‘Spratt Fields’ at Fort Mill school still waiting on recommendation from county panel
The plan to put fields beside Riverview Elementary School hasn’t come to consensus for one county group, charged with recommending funding.
In April, Fort Mill School District leaders made their pitch to the county hospitality tax advisory committee for tentatively named Spratt Fields, a four-field plan on 26 acres at the school. The district asked that the county pay half of the $6.45 million total through hospitality tax revenue, collected on food and drink in unincorporated areas and used to promote tourism.
The idea is that the district could use the fields during the week, but have outside tournaments come in on weekends to draw tourists.
“Our goal is to make it attractive locally,” Assistant Superintendent Tommy Schmolze told the committee this spring, “but also to draw people from outside.”
The hospitality tax fund has about $5 million available, and an ability to bond $10 million more. Recreation facilities are a top goal for the funding, though it also provides marketing money for county events like the South Carolina Strawberry Festival.
York County Council has final say on hospitality tax spending. Council, at the recommendation of the advisory group, allocated $1 million this spring to the Clover School District for a waterpark addition to an aquatic center under construction. The advisory group also has a $4.9 million request for a recreation facility in Lake Wylie and a $1 million request for a film studio on the Catawba Indian Reservation pending.
At its Aug. 18 meeting, the advisory group voted to table the film studio proposal until more information is available, and recommend the full $4.9 million for Lake Wylie. Committee members plan to take that recommendation to a Sept. 8 county finance and operations committee meeting, after which it would go to Council for decision.
Former councilman and current advisory group member Tom Smith said the Lake Wylie and Fort Mill fields projects should be presented together Sept. 8. Otherwise Council might weigh either decision without a larger view of its options. Plus, Smith said, both plans have been pending for months.
“I think we owe it to these people to give them an answer,” he said.
Yet an odd series of events led to the group leaving its Aug. 18 meeting without a clear recommendation on Spratt Fields.
A motion to recommend the full $3.2 million stalled on a 4-4 vote after one group member left to make another appointment. The chairman considered tabling it before casting the deciding vote not to recommend the amount. A motion to recommend $2.4 million for the project, and stipulate the fields will be available at least 40 percent of the time to outside events, failed 4-3 after another member left prior to meeting’s end.
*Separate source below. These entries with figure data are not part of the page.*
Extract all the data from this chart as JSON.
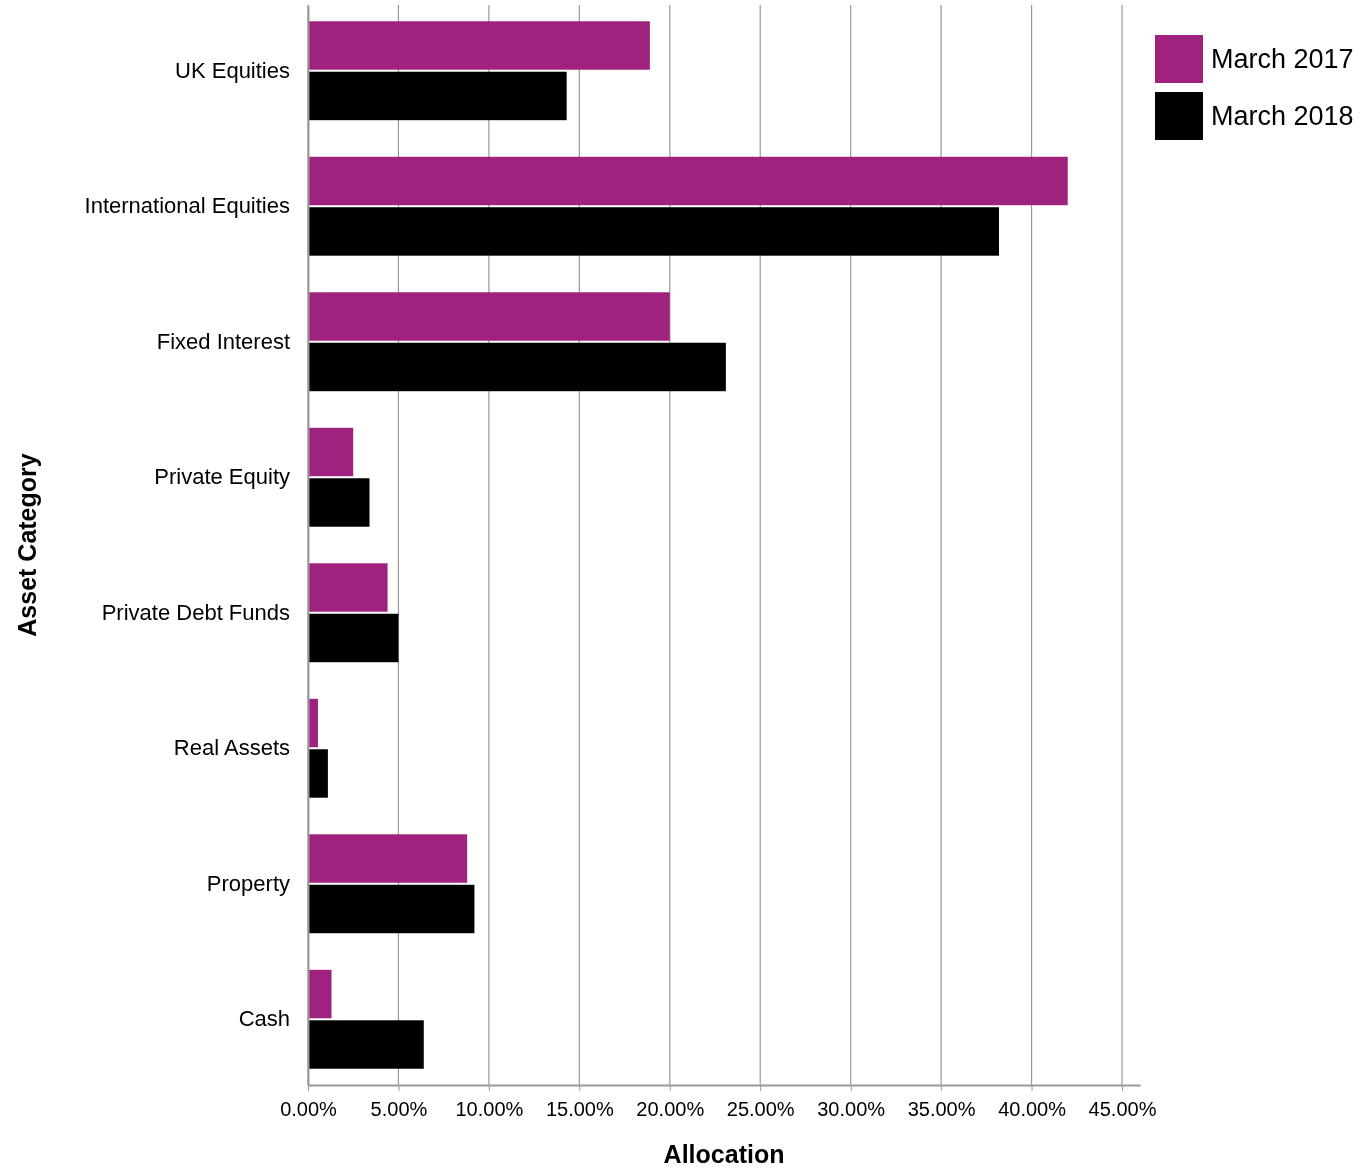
{
  "chart_data": {
    "type": "bar",
    "orientation": "horizontal",
    "xlabel": "Allocation",
    "ylabel": "Asset Category",
    "categories": [
      "UK Equities",
      "International Equities",
      "Fixed Interest",
      "Private Equity",
      "Private Debt Funds",
      "Real Assets",
      "Property",
      "Cash"
    ],
    "series": [
      {
        "name": "March 2017",
        "color": "#a0227f",
        "values": [
          18.9,
          42.0,
          20.0,
          2.5,
          4.4,
          0.55,
          8.8,
          1.3
        ]
      },
      {
        "name": "March 2018",
        "color": "#000000",
        "values": [
          14.3,
          38.2,
          23.1,
          3.4,
          5.0,
          1.1,
          9.2,
          6.4
        ]
      }
    ],
    "xlim": [
      0,
      46
    ],
    "xticks": [
      {
        "value": 0,
        "label": "0.00%"
      },
      {
        "value": 5,
        "label": "5.00%"
      },
      {
        "value": 10,
        "label": "10.00%"
      },
      {
        "value": 15,
        "label": "15.00%"
      },
      {
        "value": 20,
        "label": "20.00%"
      },
      {
        "value": 25,
        "label": "25.00%"
      },
      {
        "value": 30,
        "label": "30.00%"
      },
      {
        "value": 35,
        "label": "35.00%"
      },
      {
        "value": 40,
        "label": "40.00%"
      },
      {
        "value": 45,
        "label": "45.00%"
      }
    ],
    "grid": "x",
    "legend": "top right"
  }
}
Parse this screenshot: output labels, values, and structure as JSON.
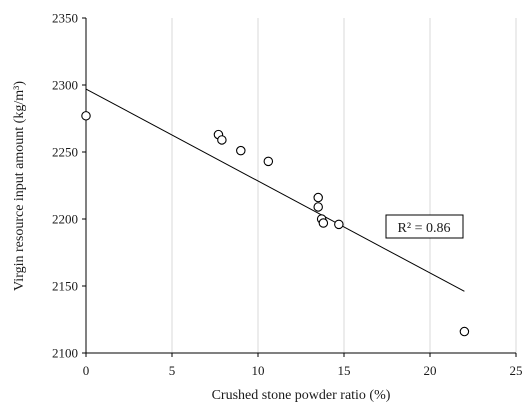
{
  "chart_data": {
    "type": "scatter",
    "title": "",
    "xlabel": "Crushed stone powder ratio (%)",
    "ylabel": "Virgin resource input amount (kg/m³)",
    "xlim": [
      0,
      25
    ],
    "ylim": [
      2100,
      2350
    ],
    "xticks": [
      0,
      5,
      10,
      15,
      20,
      25
    ],
    "yticks": [
      2100,
      2150,
      2200,
      2250,
      2300,
      2350
    ],
    "grid": "vertical",
    "series": [
      {
        "points": [
          {
            "x": 0,
            "y": 2277
          },
          {
            "x": 7.7,
            "y": 2263
          },
          {
            "x": 7.9,
            "y": 2259
          },
          {
            "x": 9.0,
            "y": 2251
          },
          {
            "x": 10.6,
            "y": 2243
          },
          {
            "x": 13.5,
            "y": 2216
          },
          {
            "x": 13.5,
            "y": 2209
          },
          {
            "x": 13.7,
            "y": 2200
          },
          {
            "x": 13.8,
            "y": 2197
          },
          {
            "x": 14.7,
            "y": 2196
          },
          {
            "x": 22.0,
            "y": 2116
          }
        ]
      }
    ],
    "trendline": {
      "x_start": 0,
      "y_start": 2297,
      "x_end": 22,
      "y_end": 2146
    },
    "annotation": "R² = 0.86"
  },
  "colors": {
    "marker": "#000000",
    "trendline": "#000000",
    "grid": "#d9d9d9",
    "axis": "#000000"
  }
}
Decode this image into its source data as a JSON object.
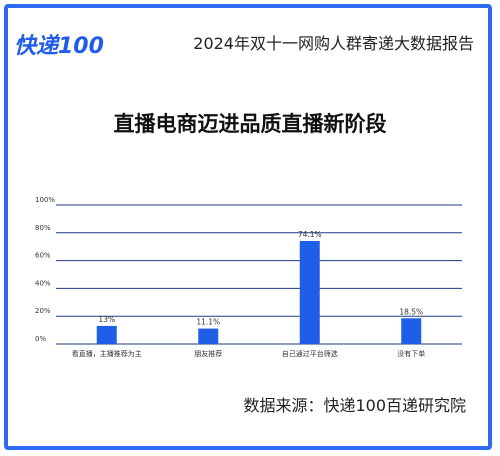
{
  "header": {
    "logo_text": "快递100",
    "report_title": "2024年双十一网购人群寄递大数据报告"
  },
  "headline": "直播电商迈进品质直播新阶段",
  "footer": {
    "source": "数据来源：快递100百递研究院"
  },
  "colors": {
    "accent": "#2f6bf0",
    "bar": "#1f5fe8",
    "grid": "#1c3a86"
  },
  "chart_data": {
    "type": "bar",
    "categories": [
      "看直播，主播推荐为主",
      "朋友推荐",
      "自己通过平台筛选",
      "没有下单"
    ],
    "values": [
      13,
      11.1,
      74.1,
      18.5
    ],
    "value_labels": [
      "13%",
      "11.1%",
      "74.1%",
      "18.5%"
    ],
    "y_ticks": [
      0,
      20,
      40,
      60,
      80,
      100
    ],
    "y_tick_labels": [
      "0%",
      "20%",
      "40%",
      "60%",
      "80%",
      "100%"
    ],
    "ylim": [
      0,
      100
    ],
    "grid": true
  }
}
The group discussed meeting again prior to Sept. 8 to resume the issue, but set no date.
Concerns varied, from some members who fully supported the entire amount to some who believe the fields would be built with or without hospitality tax funding.
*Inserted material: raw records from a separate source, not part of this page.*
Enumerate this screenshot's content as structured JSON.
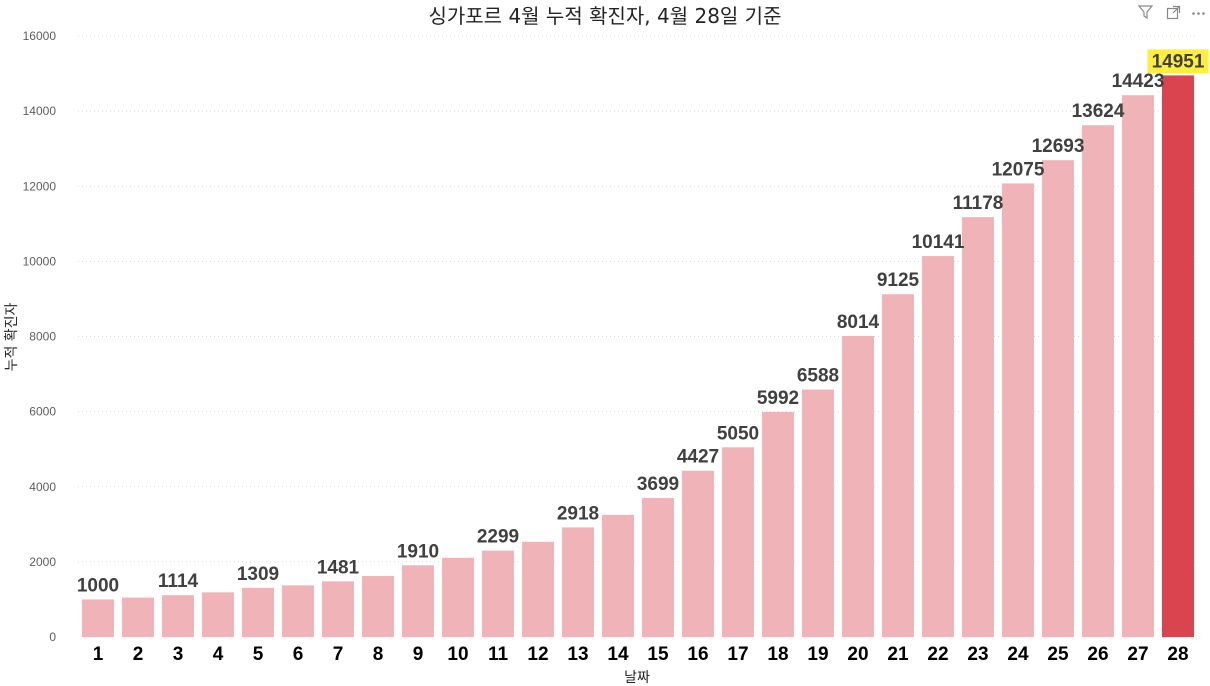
{
  "chart_data": {
    "type": "bar",
    "title": "싱가포르 4월 누적 확진자, 4월 28일 기준",
    "xlabel": "날짜",
    "ylabel": "누적 확진자",
    "ylim": [
      0,
      16000
    ],
    "yticks": [
      "0",
      "2000",
      "4000",
      "6000",
      "8000",
      "10000",
      "12000",
      "14000",
      "16000"
    ],
    "grid": true,
    "categories": [
      "1",
      "2",
      "3",
      "4",
      "5",
      "6",
      "7",
      "8",
      "9",
      "10",
      "11",
      "12",
      "13",
      "14",
      "15",
      "16",
      "17",
      "18",
      "19",
      "20",
      "21",
      "22",
      "23",
      "24",
      "25",
      "26",
      "27",
      "28"
    ],
    "values": [
      1000,
      1049,
      1114,
      1189,
      1309,
      1375,
      1481,
      1623,
      1910,
      2108,
      2299,
      2532,
      2918,
      3252,
      3699,
      4427,
      5050,
      5992,
      6588,
      8014,
      9125,
      10141,
      11178,
      12075,
      12693,
      13624,
      14423,
      14951
    ],
    "data_labels": [
      "1000",
      "",
      "1114",
      "",
      "1309",
      "",
      "1481",
      "",
      "1910",
      "",
      "2299",
      "",
      "2918",
      "",
      "3699",
      "4427",
      "5050",
      "5992",
      "6588",
      "8014",
      "9125",
      "10141",
      "11178",
      "12075",
      "12693",
      "13624",
      "14423",
      "14951"
    ],
    "highlight_index": 27,
    "colors": {
      "bar": "#efb3b8",
      "highlight_bar": "#d9444f",
      "highlight_label_bg": "#ffee3a"
    }
  },
  "toolbar": {
    "icons": [
      "filter-icon",
      "focus-mode-icon",
      "more-options-icon"
    ]
  }
}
“Sports fields are going to get built regardless of what we do,” said committee member Chick Williams, who had a hard time resolving how a district can pass a $226 million capital bond package like Fort Mill did last spring, but still need $3.2 million from the county.
“I just can’t put that in my mind.”
Committee member Hannah Davis said she would like to see more stakeholders in the project, but sees the need for a project like Spratt Fields.
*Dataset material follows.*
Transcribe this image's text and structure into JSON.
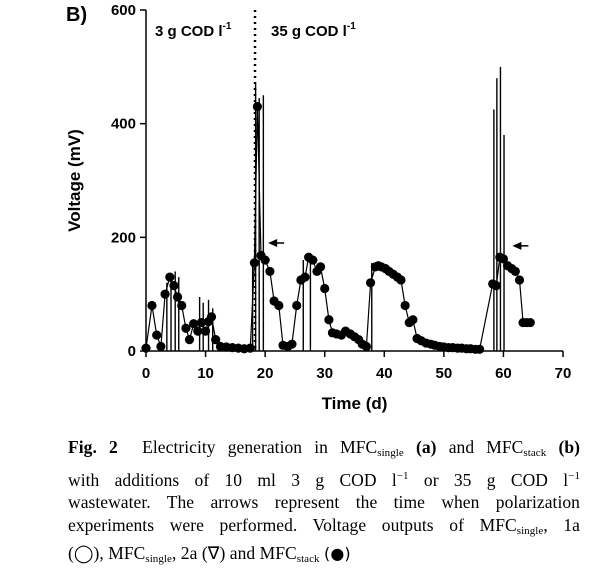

“The school districts are doing all they can to provide land, provide resources,” she said. “Recreation is an area that’s lacking.”
Smith saw both the Fort Mill and Lake Wylie projects, where the Clover School District is committed to help maintain fields, in the same light.
“The schools have taken on the burden because no one else has stepped up to the plate,” he said.
Committee chairman Watts Huckabee said he believes the fields in Fort Mill would be used more by the school district than tournaments, something the group tried to stipulate against in the second failed recommendation. His concern, as with others who voted down a recommendation thus far, is the impact too many large capital projects will have on the revenue stream that brings in about $2 million annually.
“There’s more tourism in the county than just sports tourism,” Huckabee said. “There’s not a whole lot of money left over.”
The group plans to gather one more time for a vote, which would put a recommendation for or against funding to the finance and operations committee. Council can accept that recommendation or chose to fund some, all or none of the project.